This article highlights the timeline of the establishment of the State Records Authority of New South Wales.

1821
Establishment of the position of Colonial Secretary and Registrar of the Records who is responsible for government administration in New South Wales.

1879
Letter from J.H. Heaton recommending appointment of Dr G.H. Stanley as Keeper of Archives in the Colonial Secretary’s Office. This proposal was not acted on.

1887
First serious proposals for the establishment of an Archives Office made just before the 100th anniversary of white settlement in Australia in 1888. This led to the publication of the History of New South Wales from the Records and the Historical Records of New South Wales under the direction of James Bonwick (1817-1906) who can be regarded as the first official government archivist in NSW (appointed 13 March 1888.)

1888
Proposal by George Burnett Barton (1836-1901) brother of Edmund Barton to establish a repository for public records in NSW

1903
Comment by F. .M. Bladen, Principal Librarian of the Public Library of NSW ‘It is a disgrace to Australia as an enlightened nation that there is no place where the original papers bearing on the discovery of the continent; the exploration and settlement of the states; the constitutional history and records of their courts of law and judicial and political institutions can be consulted by the student of history.’

1910
Opening of the Mitchell Library.

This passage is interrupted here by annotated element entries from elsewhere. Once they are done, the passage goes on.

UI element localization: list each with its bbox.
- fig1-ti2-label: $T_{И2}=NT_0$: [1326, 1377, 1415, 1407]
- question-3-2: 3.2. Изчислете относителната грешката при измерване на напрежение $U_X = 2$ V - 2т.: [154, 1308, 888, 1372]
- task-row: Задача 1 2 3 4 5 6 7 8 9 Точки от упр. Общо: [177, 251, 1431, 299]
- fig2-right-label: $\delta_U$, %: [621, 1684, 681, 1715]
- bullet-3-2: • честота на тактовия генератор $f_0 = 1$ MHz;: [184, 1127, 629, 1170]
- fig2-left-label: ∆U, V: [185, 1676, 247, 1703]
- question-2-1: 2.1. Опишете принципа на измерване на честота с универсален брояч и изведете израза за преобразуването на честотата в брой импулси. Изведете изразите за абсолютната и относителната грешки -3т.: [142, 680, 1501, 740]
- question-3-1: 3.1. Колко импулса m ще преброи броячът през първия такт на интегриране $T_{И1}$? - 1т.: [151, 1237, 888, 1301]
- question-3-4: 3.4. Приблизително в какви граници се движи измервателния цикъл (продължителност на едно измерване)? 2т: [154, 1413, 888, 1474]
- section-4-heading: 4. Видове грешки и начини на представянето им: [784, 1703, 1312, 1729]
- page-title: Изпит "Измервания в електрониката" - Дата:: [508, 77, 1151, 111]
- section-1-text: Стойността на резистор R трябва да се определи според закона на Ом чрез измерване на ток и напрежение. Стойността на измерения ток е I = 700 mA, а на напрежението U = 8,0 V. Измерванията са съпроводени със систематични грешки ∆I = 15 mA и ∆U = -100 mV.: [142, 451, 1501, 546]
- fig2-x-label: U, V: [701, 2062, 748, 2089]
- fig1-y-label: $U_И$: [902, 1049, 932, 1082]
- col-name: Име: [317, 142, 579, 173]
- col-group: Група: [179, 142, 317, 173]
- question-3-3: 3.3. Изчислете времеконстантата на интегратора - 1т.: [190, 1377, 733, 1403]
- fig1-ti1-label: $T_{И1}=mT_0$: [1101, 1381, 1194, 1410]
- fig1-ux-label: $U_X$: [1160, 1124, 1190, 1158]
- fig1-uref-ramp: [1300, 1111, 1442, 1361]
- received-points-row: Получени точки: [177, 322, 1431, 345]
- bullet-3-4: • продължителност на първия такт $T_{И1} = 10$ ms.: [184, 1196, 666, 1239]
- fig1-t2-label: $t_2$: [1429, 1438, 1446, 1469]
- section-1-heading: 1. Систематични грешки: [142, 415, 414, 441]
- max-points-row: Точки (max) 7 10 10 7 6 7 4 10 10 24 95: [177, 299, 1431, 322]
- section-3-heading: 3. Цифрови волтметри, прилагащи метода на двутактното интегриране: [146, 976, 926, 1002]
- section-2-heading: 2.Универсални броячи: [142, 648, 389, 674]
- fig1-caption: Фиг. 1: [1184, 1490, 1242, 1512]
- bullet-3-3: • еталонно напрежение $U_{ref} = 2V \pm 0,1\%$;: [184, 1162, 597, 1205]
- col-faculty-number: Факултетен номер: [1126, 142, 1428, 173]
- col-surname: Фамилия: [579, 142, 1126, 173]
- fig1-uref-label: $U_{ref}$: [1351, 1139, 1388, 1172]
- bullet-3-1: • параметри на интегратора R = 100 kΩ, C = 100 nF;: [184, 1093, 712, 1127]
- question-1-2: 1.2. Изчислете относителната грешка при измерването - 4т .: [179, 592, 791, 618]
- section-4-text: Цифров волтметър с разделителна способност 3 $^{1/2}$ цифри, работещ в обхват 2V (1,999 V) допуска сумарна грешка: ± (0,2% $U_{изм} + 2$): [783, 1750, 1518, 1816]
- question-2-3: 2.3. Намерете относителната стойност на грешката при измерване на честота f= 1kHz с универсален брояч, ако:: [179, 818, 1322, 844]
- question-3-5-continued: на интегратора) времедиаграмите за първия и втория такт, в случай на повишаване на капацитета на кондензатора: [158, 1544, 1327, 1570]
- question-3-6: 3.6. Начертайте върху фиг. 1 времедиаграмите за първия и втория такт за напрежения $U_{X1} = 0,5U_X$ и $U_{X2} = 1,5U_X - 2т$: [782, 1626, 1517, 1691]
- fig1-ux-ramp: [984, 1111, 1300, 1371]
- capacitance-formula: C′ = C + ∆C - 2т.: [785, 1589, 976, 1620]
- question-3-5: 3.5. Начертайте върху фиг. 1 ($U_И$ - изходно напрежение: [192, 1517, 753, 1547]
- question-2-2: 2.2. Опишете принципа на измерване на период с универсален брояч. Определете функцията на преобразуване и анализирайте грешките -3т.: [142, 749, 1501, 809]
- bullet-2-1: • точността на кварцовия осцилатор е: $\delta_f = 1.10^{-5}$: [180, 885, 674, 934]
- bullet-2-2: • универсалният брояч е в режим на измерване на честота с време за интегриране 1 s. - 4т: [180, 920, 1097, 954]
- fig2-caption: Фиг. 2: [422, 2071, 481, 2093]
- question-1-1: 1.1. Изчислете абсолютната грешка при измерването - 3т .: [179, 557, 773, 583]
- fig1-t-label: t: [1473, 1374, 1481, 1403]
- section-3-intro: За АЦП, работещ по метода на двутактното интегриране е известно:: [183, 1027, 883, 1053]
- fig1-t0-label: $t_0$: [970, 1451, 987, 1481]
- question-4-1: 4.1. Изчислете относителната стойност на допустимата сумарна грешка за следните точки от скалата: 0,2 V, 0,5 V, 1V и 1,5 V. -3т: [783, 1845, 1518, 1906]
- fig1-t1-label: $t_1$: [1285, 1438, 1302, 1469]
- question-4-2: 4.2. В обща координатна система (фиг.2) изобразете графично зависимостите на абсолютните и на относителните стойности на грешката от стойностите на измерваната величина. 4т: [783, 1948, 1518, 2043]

Trustees of the Public Library consider ‘that no time should be lost towards the establishment of an Archives Office’

1915
Letter from Sir William Dixson (later benefactor of the Mitchell Library) to the Chief Secretary requesting the establishment of an archives department

1953
Appointment of Allan Horton to the position of Archives Officer at the Public Library of NSW and establishment of Archives Department within the Public Library of NSW

1955
Establishment of Government Records Repository (responsible to the NSW Public Service Board) and work commences on the preparation of archives legislation

1960
Archives Act proclaimed to commence on 1 June 1961

1961
29 June first meeting of the Archives Authority of New South Wales

Original Board members:
Principal Archivist G.D. Richardson
Chairman Dr H S Wyndham CBE, MA, Ed D, Dip Ed 
Deputy Chair Mr G.M.Gray CBE, BA,
Other members The Hon Mr Justice W H Collins LLB,
Mr Senior Inspector J.R.Clancy,
Dr George Mackaness OBE, MA, DLitt, Hon D Sc,
Mr John Metcalfe BA, FLA,
Mr F H Rogers MA, FLA, FNZLA,
Major General J R Stephenson CBE, DSO, ED,
Professor J M Ward MA, LLB

1963
Appointment of Mr R F Doust, BA as Senior Archivist

1964
Site of about  acquired for a permanent repository at Kingswood

1967
Allan Horton appointed as member of the Archives Authority of NSW

1973
Retirement of Gordon Richardson, Principal Archivist and appointment of Russell Doust, Acting Principal Archivist

1975
November 28. Government Records Repository at Kingswood opens

1976
Ian Maclean appointed Principal Archivist

1976
Establishment of the Records Management Office and Archives Office becomes administratively separate from the Public Library of NSW

1978
Archives and Records Management Offices move from the State Library to a new purpose built archives building in Sydney’s historic Rocks area

1979 
City Reading Room opens – for the first time the Archives Office has its own separate reading room and exhibition area

1980
John Cross appointed Principal Archivist

1982
Abolition of the Department of Services (previously the Chief Secretary’s Department)

1985/6
25th anniversary. Archives Act 1960 and 1 June 1986 establishment of Archives Authority of NSW

1987
Allan Horton resigns from the Archives Authority on 31 May making him the longest serving Board member. Reading Room opened at Western Sydney Records Centre

1998
Appointment of David Roberts as Director 
2 June - State Records Act assented to, effective from 1 January 1999

2003
Review of State Records Act

2005
State Records Act (amendment 15 July 2005) and opening of the Stage 6 Building at the Western Sydney Records Centre, Kingswood.

2005/06
Review of State Records by Council on the Cost and Quality of Government

2006
November State Records moves from Arts NSW to the Department of Commerce

2007
The Convict Records of Australia held by State Records NSW and the Archives Office of Tasmania (now part of LINC Tasmania with the State Library of Tasmania) are inscribed onto the International UNESCO Memory of the World Register

2008
Alan Ventress appointed Director

2012
June - Sydney Records Centre at The Rocks closed

2014
Geoff Hinchcliffe appointed Director

2015
November 28. 40 years since Kingswood site opened. The Western Sydney Records Centre comprises the State archives collection and the Government Records Repository.

2016
October 25. State Records renamed as "State Archives and Records Authority of New South Wales" and may be known as State Archives, State Archives NSW or State Archives and Records NSW.